Este dia 6 de junho provavelmente será lembrado como aquele em que a
internet viveu seu próprio Big-Bang e poucos ficaram sabendo. É que a
adoção definitiva do protocolo IPv6, agendada para hoje, é uma mudança
que, apesar de modificar profundamente o mapa da internet, se produzirá
em uma parte, digamos, "invisível" das máquinas e da própria rede. Algo
parecido a quando se instala um programa: não vemos os novos
componentes, mas notamos imediatamente as novas funções uma vez
completada a atualização. Hoje, a partir das 0h01GMT (21h01 de
Brasília), o atual número de 4 bilhões de IPs (cada um corresponde ao
lugar ocupado por um dispositivo conectado na grande rede) se expandirá
para milhões de milhões. Mais especificamente, 340 seguido de 36 zeros.
Por isso, a comparação com uma explosão - o Big-Bang.

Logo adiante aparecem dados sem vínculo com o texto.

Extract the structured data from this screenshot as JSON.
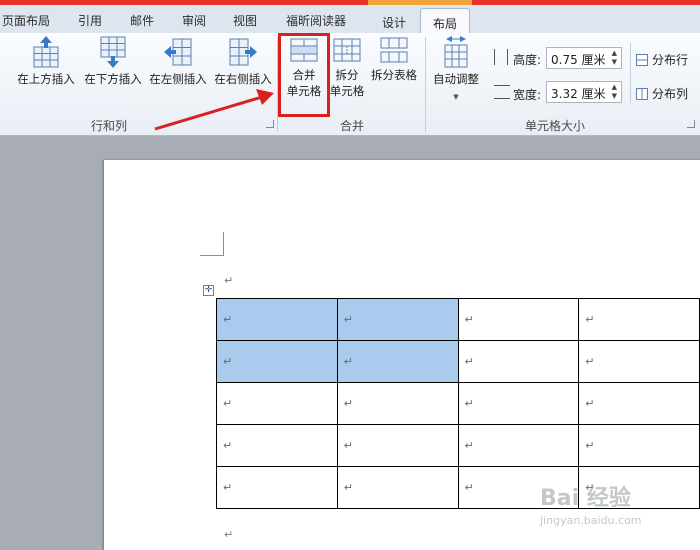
{
  "tabs": [
    "页面布局",
    "引用",
    "邮件",
    "审阅",
    "视图",
    "福昕阅读器",
    "设计",
    "布局"
  ],
  "active_tab": "布局",
  "groups": {
    "rows_cols": {
      "label": "行和列",
      "buttons": [
        "在上方插入",
        "在下方插入",
        "在左侧插入",
        "在右侧插入"
      ]
    },
    "merge": {
      "label": "合并",
      "merge_cells": [
        "合并",
        "单元格"
      ],
      "split_cells": [
        "拆分",
        "单元格"
      ],
      "split_table": "拆分表格"
    },
    "cell_size": {
      "label": "单元格大小",
      "autofit": "自动调整",
      "height_label": "高度:",
      "height_value": "0.75 厘米",
      "width_label": "宽度:",
      "width_value": "3.32 厘米",
      "distribute_rows": "分布行",
      "distribute_cols": "分布列"
    }
  },
  "document": {
    "para_mark": "↵",
    "table": {
      "rows": 5,
      "cols": 4,
      "cell_mark": "↵",
      "selected": [
        [
          0,
          0
        ],
        [
          0,
          1
        ],
        [
          1,
          0
        ],
        [
          1,
          1
        ]
      ]
    }
  },
  "watermark": {
    "brand": "Bai 经验",
    "url": "jingyan.baidu.com"
  },
  "colors": {
    "highlight_box": "#d9201e",
    "selection": "#a8cbee",
    "arrow": "#d9201e"
  }
}
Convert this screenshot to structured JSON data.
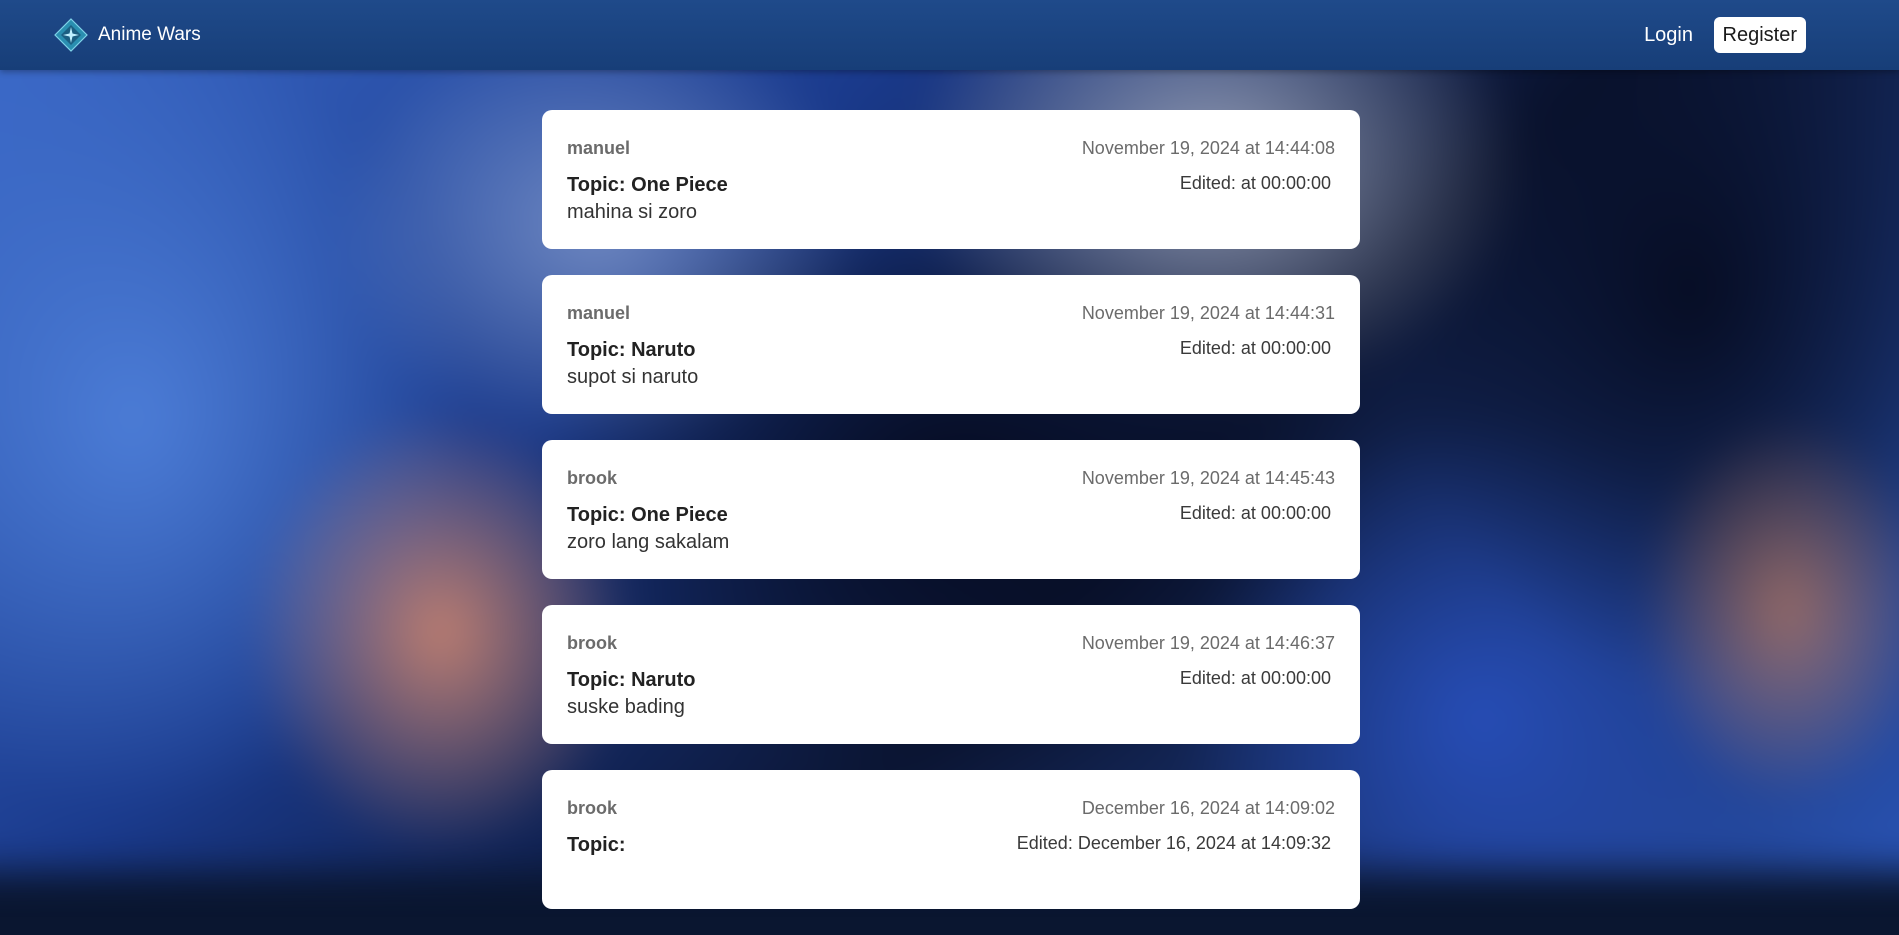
{
  "navbar": {
    "brand_name": "Anime Wars",
    "brand_icon": "anime-wars-logo",
    "login_label": "Login",
    "register_label": "Register"
  },
  "posts": [
    {
      "username": "manuel",
      "date": "November 19, 2024 at 14:44:08",
      "topic": "Topic: One Piece",
      "edited": "Edited: at 00:00:00",
      "content": "mahina si zoro"
    },
    {
      "username": "manuel",
      "date": "November 19, 2024 at 14:44:31",
      "topic": "Topic: Naruto",
      "edited": "Edited: at 00:00:00",
      "content": "supot si naruto"
    },
    {
      "username": "brook",
      "date": "November 19, 2024 at 14:45:43",
      "topic": "Topic: One Piece",
      "edited": "Edited: at 00:00:00",
      "content": "zoro lang sakalam"
    },
    {
      "username": "brook",
      "date": "November 19, 2024 at 14:46:37",
      "topic": "Topic: Naruto",
      "edited": "Edited: at 00:00:00",
      "content": "suske bading"
    },
    {
      "username": "brook",
      "date": "December 16, 2024 at 14:09:02",
      "topic": "Topic:",
      "edited": "Edited: December 16, 2024 at 14:09:32",
      "content": ""
    }
  ],
  "colors": {
    "navbar": "#1f4a8a",
    "card": "#ffffff",
    "muted_text": "#6b6b6b"
  }
}
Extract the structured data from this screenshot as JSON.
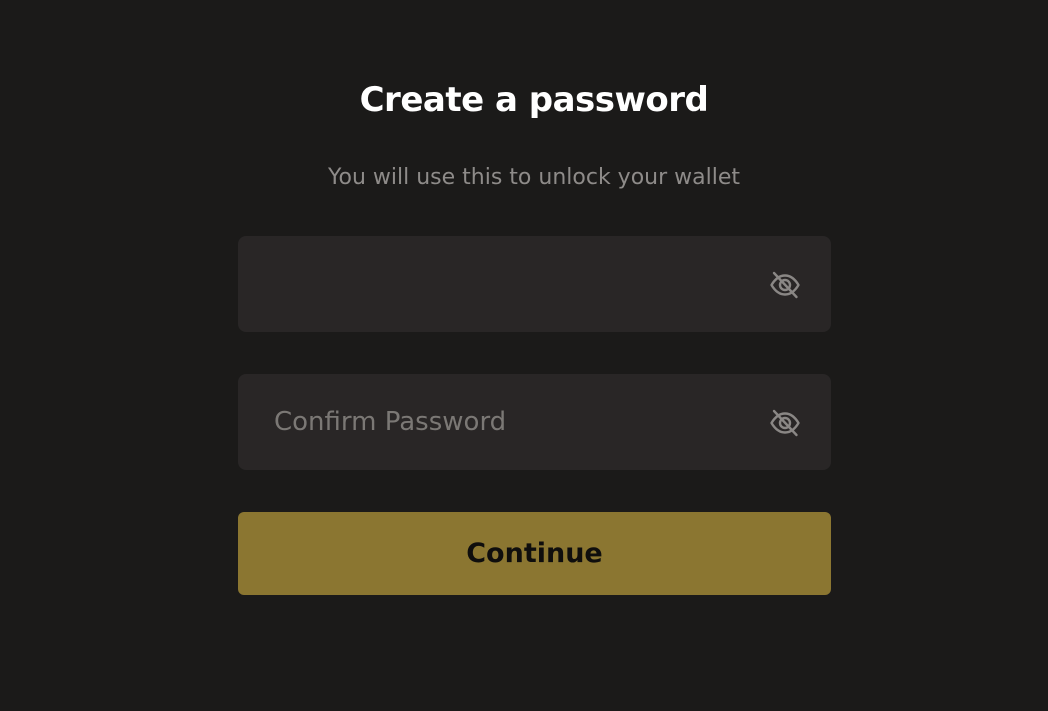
{
  "header": {
    "title": "Create a password",
    "subtitle": "You will use this to unlock your wallet"
  },
  "form": {
    "password": {
      "value": "",
      "placeholder": "",
      "toggle_icon": "eye-off-icon"
    },
    "confirm_password": {
      "value": "",
      "placeholder": "Confirm Password",
      "toggle_icon": "eye-off-icon"
    },
    "submit_label": "Continue"
  },
  "colors": {
    "background": "#1b1a19",
    "field_background": "#292626",
    "accent": "#8b7631",
    "title": "#ffffff",
    "muted_text": "#8e8b89"
  }
}
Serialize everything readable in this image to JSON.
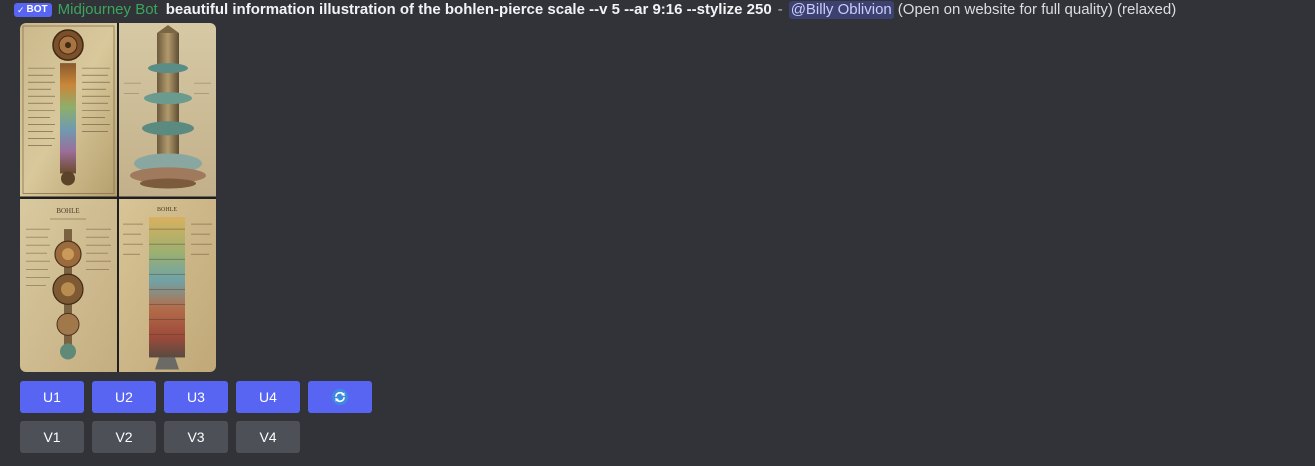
{
  "message": {
    "bot_tag": "BOT",
    "author": "Midjourney Bot",
    "prompt": "beautiful information illustration of the bohlen-pierce scale --v 5 --ar 9:16 --stylize 250",
    "separator": "-",
    "mention": "@Billy Oblivion",
    "suffix": "(Open on website for full quality) (relaxed)"
  },
  "image_grid": {
    "tiles": [
      "tile-1",
      "tile-2",
      "tile-3",
      "tile-4"
    ],
    "tile3_heading": "BOHLE",
    "tile4_heading": "BOHLE"
  },
  "buttons": {
    "upscale": [
      "U1",
      "U2",
      "U3",
      "U4"
    ],
    "reroll_icon": "refresh-icon",
    "variation": [
      "V1",
      "V2",
      "V3",
      "V4"
    ]
  },
  "colors": {
    "background": "#313338",
    "author": "#3ba55c",
    "blurple": "#5865f2",
    "secondary_button": "#4e5058"
  }
}
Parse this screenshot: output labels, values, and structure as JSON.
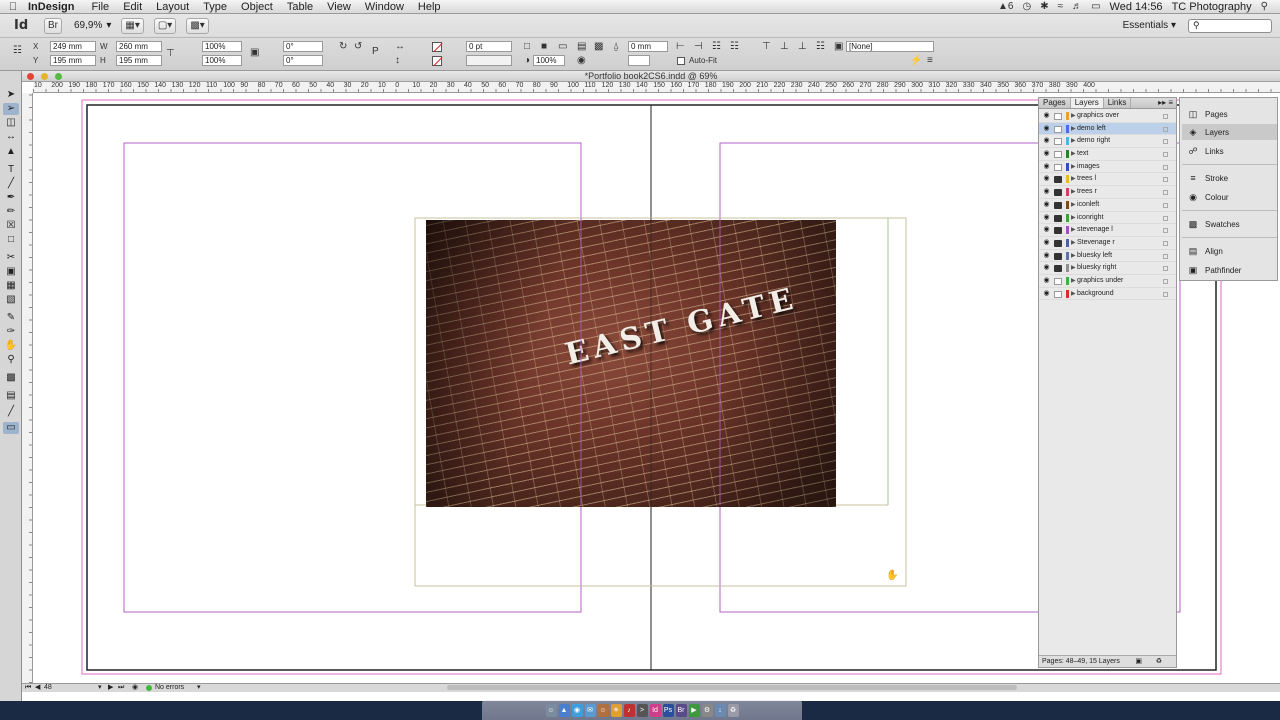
{
  "menubar": {
    "app_name": "InDesign",
    "menus": [
      "File",
      "Edit",
      "Layout",
      "Type",
      "Object",
      "Table",
      "View",
      "Window",
      "Help"
    ],
    "status_num": "6",
    "clock": "Wed 14:56",
    "user": "TC Photography"
  },
  "controlbar": {
    "logo": "Id",
    "zoom": "69,9%",
    "workspace": "Essentials",
    "search_placeholder": "",
    "x_label": "X",
    "y_label": "Y",
    "w_label": "W",
    "h_label": "H",
    "x_value": "249 mm",
    "y_value": "195 mm",
    "w_value": "260 mm",
    "h_value": "195 mm",
    "scale_x": "100%",
    "scale_y": "100%",
    "scale_x2": "100%",
    "scale_y2": "100%",
    "rotate": "0°",
    "shear": "0°",
    "stroke_weight": "0 pt",
    "opacity": "100%",
    "offset": "0 mm",
    "auto_fit": "Auto-Fit",
    "object_style": "[None]"
  },
  "document": {
    "title": "*Portfolio book2CS6.indd @ 69%",
    "ruler_labels": [
      "10",
      "200",
      "190",
      "180",
      "170",
      "160",
      "150",
      "140",
      "130",
      "120",
      "110",
      "100",
      "90",
      "80",
      "70",
      "60",
      "50",
      "40",
      "30",
      "20",
      "10",
      "0",
      "10",
      "20",
      "30",
      "40",
      "50",
      "60",
      "70",
      "80",
      "90",
      "100",
      "110",
      "120",
      "130",
      "140",
      "150",
      "160",
      "170",
      "180",
      "190",
      "200",
      "210",
      "220",
      "230",
      "240",
      "250",
      "260",
      "270",
      "280",
      "290",
      "300",
      "310",
      "320",
      "330",
      "340",
      "350",
      "360",
      "370",
      "380",
      "390",
      "400"
    ],
    "photo_sign": "EAST GATE"
  },
  "layers_panel": {
    "tabs": [
      "Pages",
      "Layers",
      "Links"
    ],
    "layers": [
      {
        "name": "graphics over",
        "locked": false,
        "color": "#e8a030"
      },
      {
        "name": "demo left",
        "locked": false,
        "color": "#4a6ee0",
        "selected": true
      },
      {
        "name": "demo right",
        "locked": false,
        "color": "#4ab8e0"
      },
      {
        "name": "text",
        "locked": false,
        "color": "#2e7d32"
      },
      {
        "name": "images",
        "locked": false,
        "color": "#3050c0"
      },
      {
        "name": "trees l",
        "locked": true,
        "color": "#e0c020"
      },
      {
        "name": "trees r",
        "locked": true,
        "color": "#d04060"
      },
      {
        "name": "iconleft",
        "locked": true,
        "color": "#7a4a20"
      },
      {
        "name": "iconright",
        "locked": true,
        "color": "#40a040"
      },
      {
        "name": "stevenage l",
        "locked": true,
        "color": "#a050c0"
      },
      {
        "name": "Stevenage r",
        "locked": true,
        "color": "#5060a0"
      },
      {
        "name": "bluesky left",
        "locked": true,
        "color": "#6070a8"
      },
      {
        "name": "bluesky right",
        "locked": true,
        "color": "#909090"
      },
      {
        "name": "graphics under",
        "locked": false,
        "color": "#40b040"
      },
      {
        "name": "background",
        "locked": false,
        "color": "#d03030"
      }
    ],
    "footer": "Pages: 48–49, 15 Layers"
  },
  "side_panels": {
    "items": [
      "Pages",
      "Layers",
      "Links",
      "Stroke",
      "Colour",
      "Swatches",
      "Align",
      "Pathfinder"
    ]
  },
  "statusbar": {
    "page": "48",
    "errors": "No errors"
  }
}
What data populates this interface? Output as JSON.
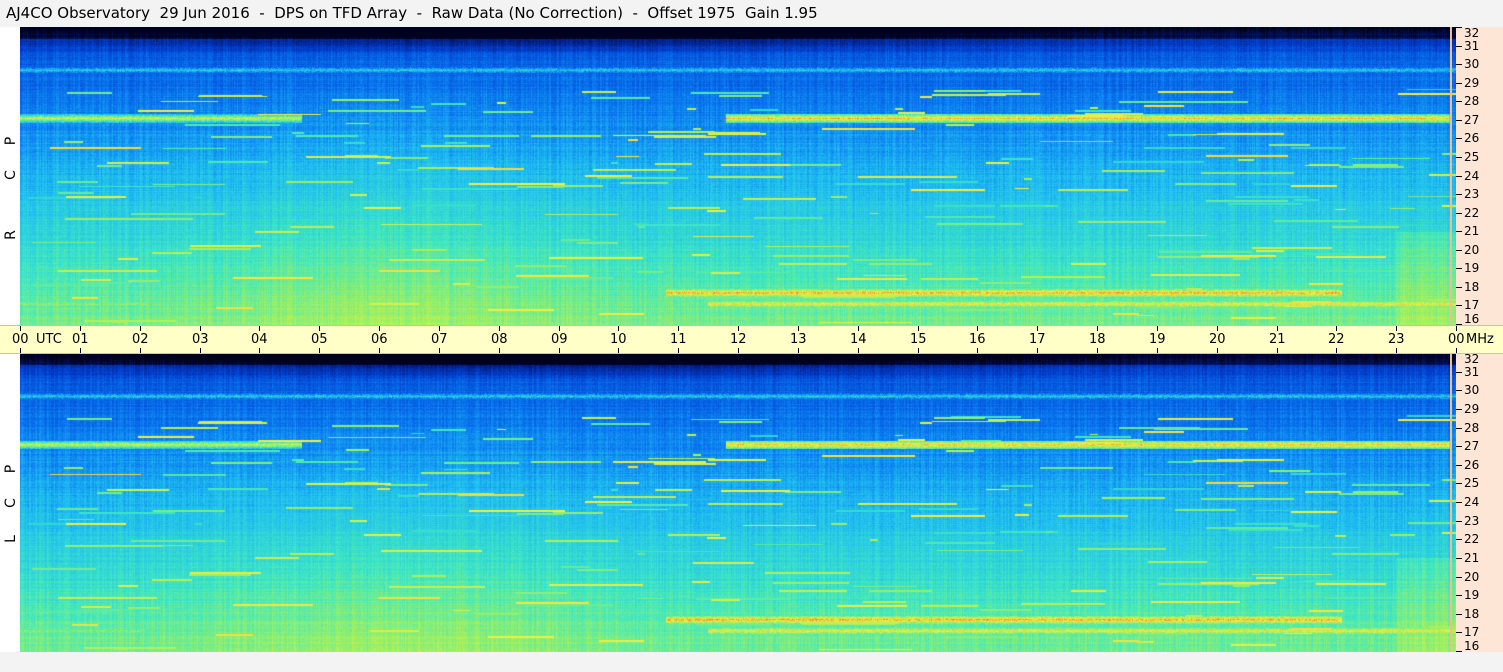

A medida é tomada em virtude do esgotamento dessas conexões, e como
resposta ao tsunami de computadores, tablets, telefones, televisões e
demais máquinas ou sistemas (como eletrodomésticos, carros, edifícios e
robôs) que já estão ou passarão a estar online de maneira permanente em
um futuro muito próximo.
O sistema que usamos até hoje é denominado IPv4 (versão 4 do
protocolo), criado nos anos 70 do século passado e oficialmente esgotado
em 3 de fevereiro de 2011, quando a Icann (a instituição global que
outorga esses endereços) informou que havia concedido os últimos cinco
lotes da reserva de endereços IP com que contava para identificar os
dispositivos na rede. Entretanto, o novo protocolo não substitui
automaticamente o anterior. Haverá um período em que ambos coexistirão e
se estima que a transição completa levará alguns anos.
Contra a crença generalizada de que toda inovação traz mais
velocidade, neste caso é provável que o usuário experimente alguns
atrasos na entrega de dados, ainda que nada muito grave nem duradouro,
segundo especialistas. "A maior parte dos usuários não deverá perceber
nada", disse Leo Vegoda, da Icaan. "Mantemos nossa promessa de uma
transição sem tropeços para o IPv6", disse Jason Livingood,
vice-presidente de sistemas de internet da Comcast, um dos maiores
provedores dos Estados Unidos, de acordo com a agência France Presse.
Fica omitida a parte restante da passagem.